<d1b2>
<garbile> I'm having trouble with clock domains and I would appreciate any examples someone can link to. I want to asynchronously count something, so I made a self-incrementer clocked by this clock domain, which is clocked by a fast async signal. This seems to work fine, but I can't seem to find a way to reset the counter from the main sync domain.
<d1b2>
<garbile> I can start and stop the async signal, so I can ensure the counter doesn't count while I'm resetting it to zero
<d1b2>
<garbile> This was my clever solution but it doesn't behave as expected py m.d += ClockDomain("count_me",async_reset=True)#, reset_less=True) m.d.comb += ClockSignal("count_me").eq(input_value) reset_mask = Cat(~self.reset * self.width) m.d.count_me += self.counter.eq((self.counter + 1) & reset_mask)
<d1b2>
<garbile> And this was my first attempt, but I get the yosys error "Multiple edge sensitive events found for this signal" py with m.If(self.reset): m.d.count_me += self.counter.eq(0) with m.Else(): m.d.count_me += self.counter.eq(self.counter + 1)
<d1b2>
<Herr Brain> First, I would recommend using a gray code counter.

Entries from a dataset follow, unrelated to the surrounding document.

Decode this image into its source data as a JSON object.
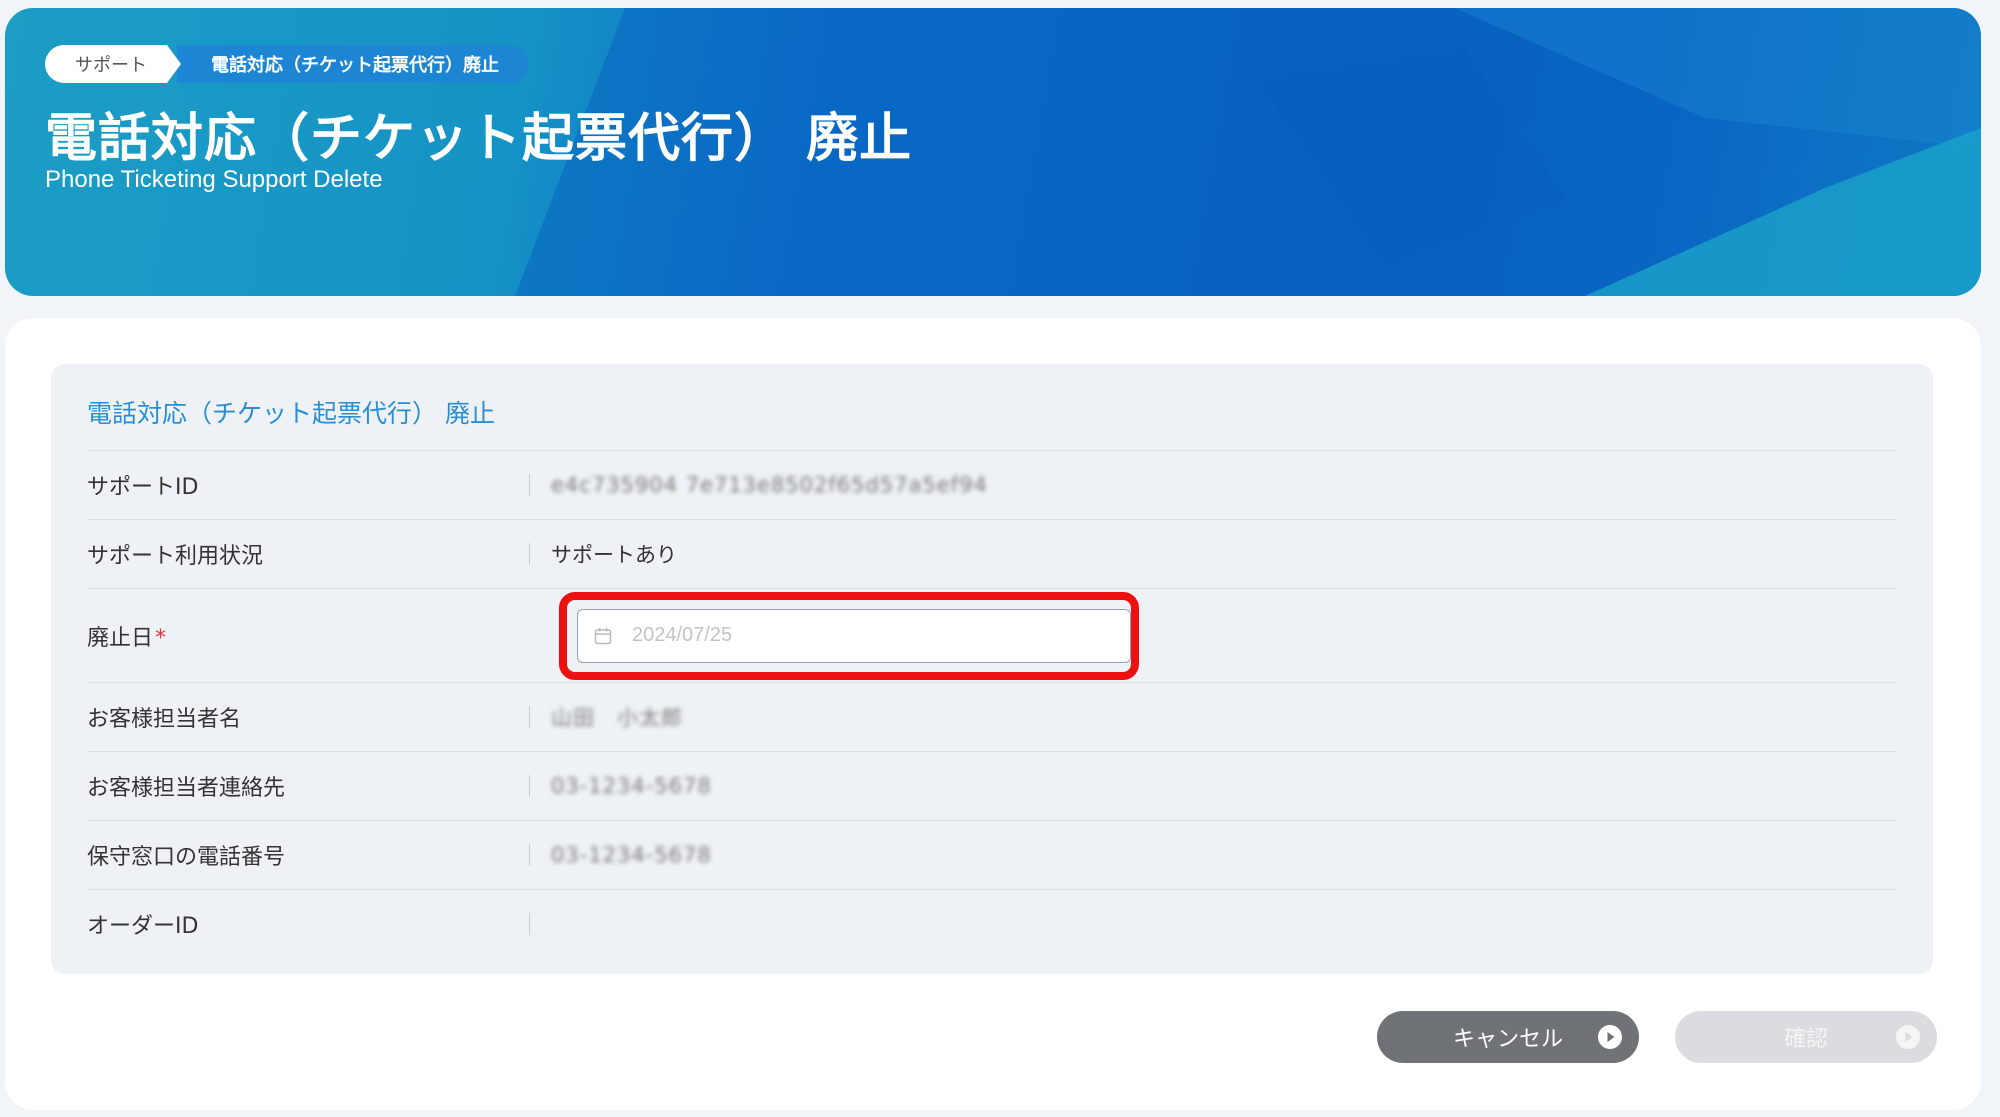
{
  "header": {
    "breadcrumb": [
      "サポート",
      "電話対応（チケット起票代行）廃止"
    ],
    "title": "電話対応（チケット起票代行） 廃止",
    "subtitle": "Phone Ticketing Support Delete"
  },
  "form": {
    "section_title": "電話対応（チケット起票代行） 廃止",
    "fields": [
      {
        "label": "サポートID",
        "value": "e4c735904 7e713e8502f65d57a5ef94",
        "blurred": true
      },
      {
        "label": "サポート利用状況",
        "value": "サポートあり"
      },
      {
        "label": "廃止日",
        "required_mark": "*",
        "placeholder": "2024/07/25"
      },
      {
        "label": "お客様担当者名",
        "value": "山田　小太郎",
        "blurred": true
      },
      {
        "label": "お客様担当者連絡先",
        "value": "03-1234-5678",
        "blurred": true
      },
      {
        "label": "保守窓口の電話番号",
        "value": "03-1234-5678",
        "blurred": true
      },
      {
        "label": "オーダーID",
        "value": ""
      }
    ]
  },
  "buttons": {
    "cancel": "キャンセル",
    "confirm": "確認"
  },
  "colors": {
    "accent": "#2a8fd0",
    "highlight": "#ee1111",
    "required": "#e5323b"
  }
}
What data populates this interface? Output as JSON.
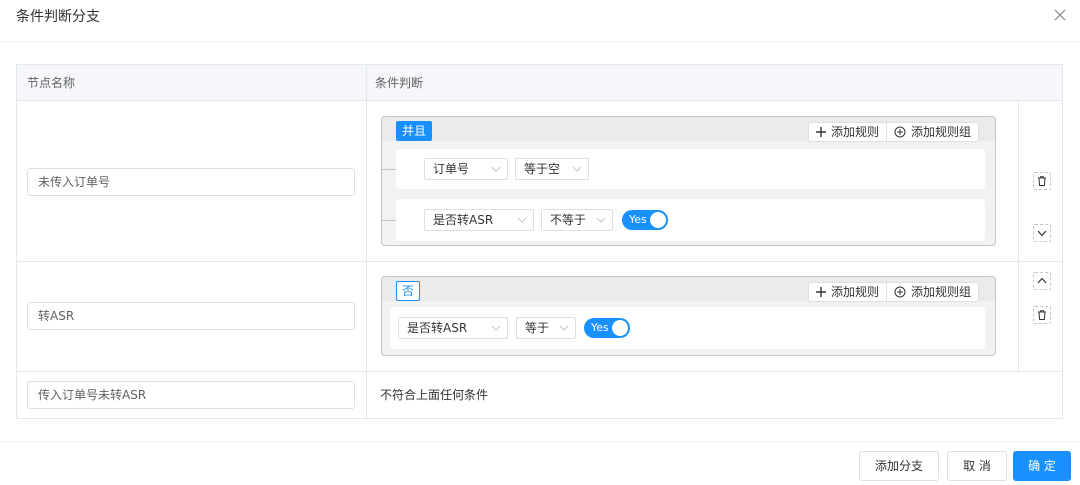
{
  "dialog": {
    "title": "条件判断分支",
    "close_icon": "close-icon"
  },
  "table": {
    "headers": {
      "name": "节点名称",
      "condition": "条件判断"
    },
    "rows": [
      {
        "name": "未传入订单号",
        "group": {
          "relation": "并且",
          "add_rule": "添加规则",
          "add_rule_group": "添加规则组",
          "rules": [
            {
              "field": "订单号",
              "operator": "等于空"
            },
            {
              "field": "是否转ASR",
              "operator": "不等于",
              "switch_label": "Yes"
            }
          ]
        }
      },
      {
        "name": "转ASR",
        "group": {
          "relation": "否",
          "add_rule": "添加规则",
          "add_rule_group": "添加规则组",
          "rules": [
            {
              "field": "是否转ASR",
              "operator": "等于",
              "switch_label": "Yes"
            }
          ]
        }
      },
      {
        "name": "传入订单号未转ASR",
        "fallback_text": "不符合上面任何条件"
      }
    ]
  },
  "footer": {
    "add_branch": "添加分支",
    "cancel": "取 消",
    "confirm": "确 定"
  },
  "colors": {
    "primary": "#1890ff",
    "border": "#dcdfe6",
    "header_bg": "#f5f7fa"
  },
  "icons": [
    "close-icon",
    "plus-icon",
    "plus-circle-icon",
    "chevron-down-icon",
    "trash-icon",
    "arrow-up-icon",
    "arrow-down-icon"
  ]
}
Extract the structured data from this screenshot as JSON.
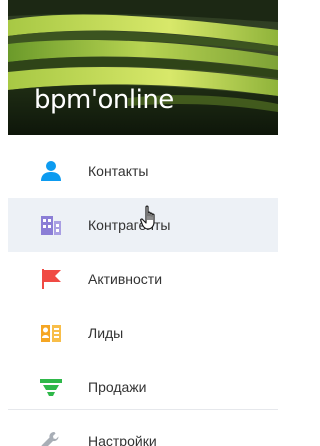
{
  "logo": {
    "text": "bpm'online"
  },
  "menu": {
    "items": [
      {
        "label": "Контакты",
        "icon": "contact-person-icon",
        "color": "#0d9bf0"
      },
      {
        "label": "Контрагенты",
        "icon": "building-icon",
        "color": "#8b7ed6",
        "active": true
      },
      {
        "label": "Активности",
        "icon": "flag-icon",
        "color": "#f04a44"
      },
      {
        "label": "Лиды",
        "icon": "lead-icon",
        "color": "#f5a623"
      },
      {
        "label": "Продажи",
        "icon": "funnel-icon",
        "color": "#2fb84a"
      },
      {
        "label": "Настройки",
        "icon": "wrench-icon",
        "color": "#a8aeb6"
      }
    ]
  },
  "colors": {
    "active_bg": "#edf1f6",
    "text": "#333333"
  }
}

They tend to be more error tolerant. In terms of examples, I don't have anything Amaranth specific, but Cliff Cummings has some excellent articles on both clock domain crossings and reset techniques. http://www.sunburst-design.com/papers/
<d1b2>
<Herr Brain> Yes, the example code is in Verilog. No, it doesn't make a significant difference.
<d1b2>
<Herr Brain> (Check the asynchronous FIFO article for an excellent gray code counter design)
<d1b2>
<Herr Brain> (Note: you only need a gray code counter if you are planning to send the count itself across the clock domain crossing)
<d1b2>
<garbile> My FSM is like this: 1. reset counter 2. enable repeating async signal that I want to count 3. disable async signal 4. copy the count into the main clock domain 5. wait The only tight and consistent timing I need is between 2 and 3, so I can easily add a big timing buffer between 3 and 4 to hopefully prevent any domain crossing issues. I'll look into using a gray code counter, but it seems like there should be an easy way to do what I
<d1b2>
want...
<d1b2>
<Herr Brain> A gray code counter will definitely simplify copying between domains. As far as enabling/disabling the async signal is concerned: is there a reason you are gating the input signal as opposed to using a clock enable on the counter?
<d1b2>
<garbile> No, it doesn't matter either way. I'm trying to measure the speed of a ring oscillator, so I can either start and stop it, or I can start and stop the counter
<d1b2>
<Herr Brain> If this is in an FPGA, it will likely be faster to implement using clock enables, since it will almost certainly map directly to the internal hardware. Gating the input signal may add another LUT stage, and increase the likelihood of a runt pulse/glitch.
<d1b2>
<garbile> Yeah, it's an iCE40. Alright, so you're suggesting: ring oscillator drives clock domain, grey code counter counts clock pulses in this domain, counter has a clock enable signal that I can use to start and stop it from the main clock domain?
<d1b2>
<dragonmux> beware of LUT jitter from your ring oscillator, but yes.. that'd work
<d1b2>
<dragonmux> don't forget to include a reset for the counter too
<d1b2>
<Herr Brain> As a general rule, FPGAs really don't like connecting clock to data. It's possible, but as dmux said LUTs can introduce jitter. There's also potentially a chance that the entire oscillator will go metastable, generating excess heat and possibly damaging the fabric.